正则表达式 - 在推文中查找所有链接

时间:2009-09-13 00:36:27

标签: ruby-on-rails regex

我的正则表现很差,让我失望所以这里的帮助会很棒。

我想做的就是返回推文中出现的所有链接(只是一个字符串) - 例如:

"Great summary http://mytest.com/blog/post.html (#test)

"http://mytest.com/blog/post.html (#test)

"post: http://mytest.com/blog/post.html"

它还应该支持多个链接,例如: "read http://mytest.com/blog/post.html and http://mytest.com/blog/post_two.html"

任何帮助都会很棒!

由于

4 个答案:

答案 0 :(得分:2)

试试这个:

/\bhttps?:\/\/\S+\b/

更新

捕捉以“www。”开头的链接。也是(没有“http://”前缀),你可以试试这个:

/\b(?:https?:\/\/|www\.)\S+\b/

答案 1 :(得分:1)

以下是我编写的解析推文Feed的网站的代码段。它解析链接,哈希标记和Twitter用户名。到目前为止,它运作良好。
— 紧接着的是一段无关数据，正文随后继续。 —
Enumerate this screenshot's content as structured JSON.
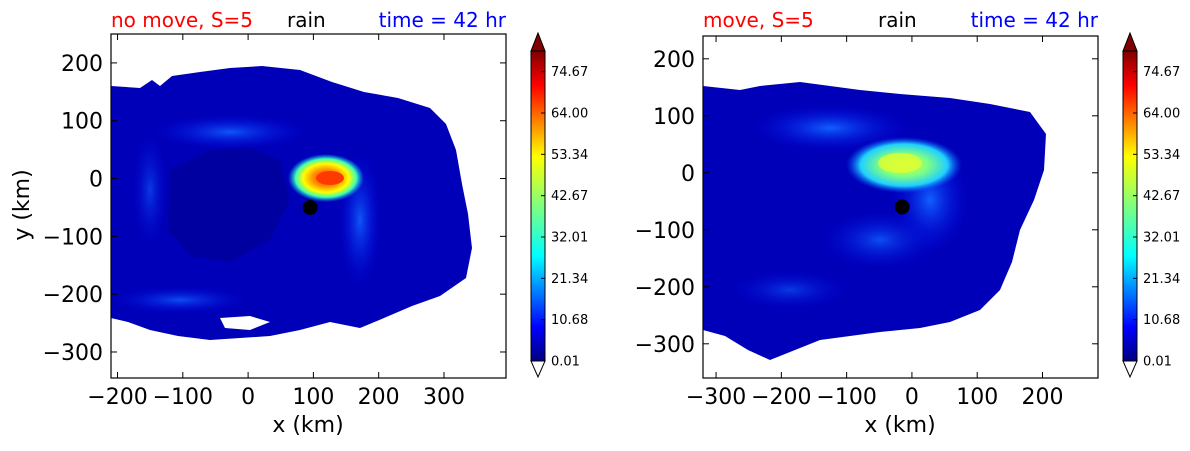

我知道这不是Ruby,但正则表达式应该会有所帮助。

if(tweetStream[i] != null)
                    {
                        var str = tweetStream[i].Text;
                        var re = new Regex(@"http(s)?:\/\/\S+");
                        MatchCollection mc = re.Matches(tweetStream[i].Text);

                        foreach (Match m in mc)
                        {
                            str = str.Replace(m.Value, "<a href='" + m.Value + "' target='_blank'>" + m.Value + "</a>");
                        }
                        re = new Regex(@"(@)(\w+)");
                        mc = re.Matches(tweetStream[i].Text);
                        foreach (Match m in mc)
                        {
                            str = str.Replace(m.Value, "<a href='http://twitter.com/" + m.Value.Replace("@",string.Empty) + "' target='_blank'>" + m.Value + "</a>");
                        }
                        re = new Regex(@"(#)(\w+)");
                        mc = re.Matches(tweetStream[i].Text);
                        foreach (Match m in mc)
                        {
                            str = str.Replace(m.Value, "<a href='http://twitter.com/#search?q=" + m.Value.Replace("#", "%23") + "' target='_blank'>" + m.Value + "</a>");
                        }
                        tweets += string1 + "<div>" + str + "</div>" + string2;
                    }

答案 2 :(得分:1)

找到这个here

^(?#Protocol)(?:(?:ht|f)tp(?:s?)\:\/\/|~/|/)?(?#Username:Password)(?:\w+:\w+@)?(?#Subdomains)(?:(?:[-\w]+\.)+(?#TopLevel Domains)(?:com|org|net|gov|mil|biz|info|mobi|name|aero|jobs|museum|travel|[a-z]{2}))(?#Port)(?::[\d]{1,5})?(?#Directories)(?:(?:(?:/(?:[-\w~!$+|.,=]|%[a-f\d]{2})+)+|/)+|\?|#)?(?#Query)(?:(?:\?(?:[-\w~!$+|.,*:]|%[a-f\d{2}])+=(?:[-\w~!$+|.,*:=]|%[a-f\d]{2})*)(?:&(?:[-\w~!$+|.,*:]|%[a-f\d{2}])+=(?:[-\w~!$+|.,*:=]|%[a-f\d]{2})*)*)*(?#Anchor)(?:#(?:[-\w~!$+|.,*:=]|%[a-f\d]{2})*)?$ 

答案 3 :(得分:0)

我意识到这个问题来自2009年,但Twitter的API现在返回URL(并扩展了t.co链接)。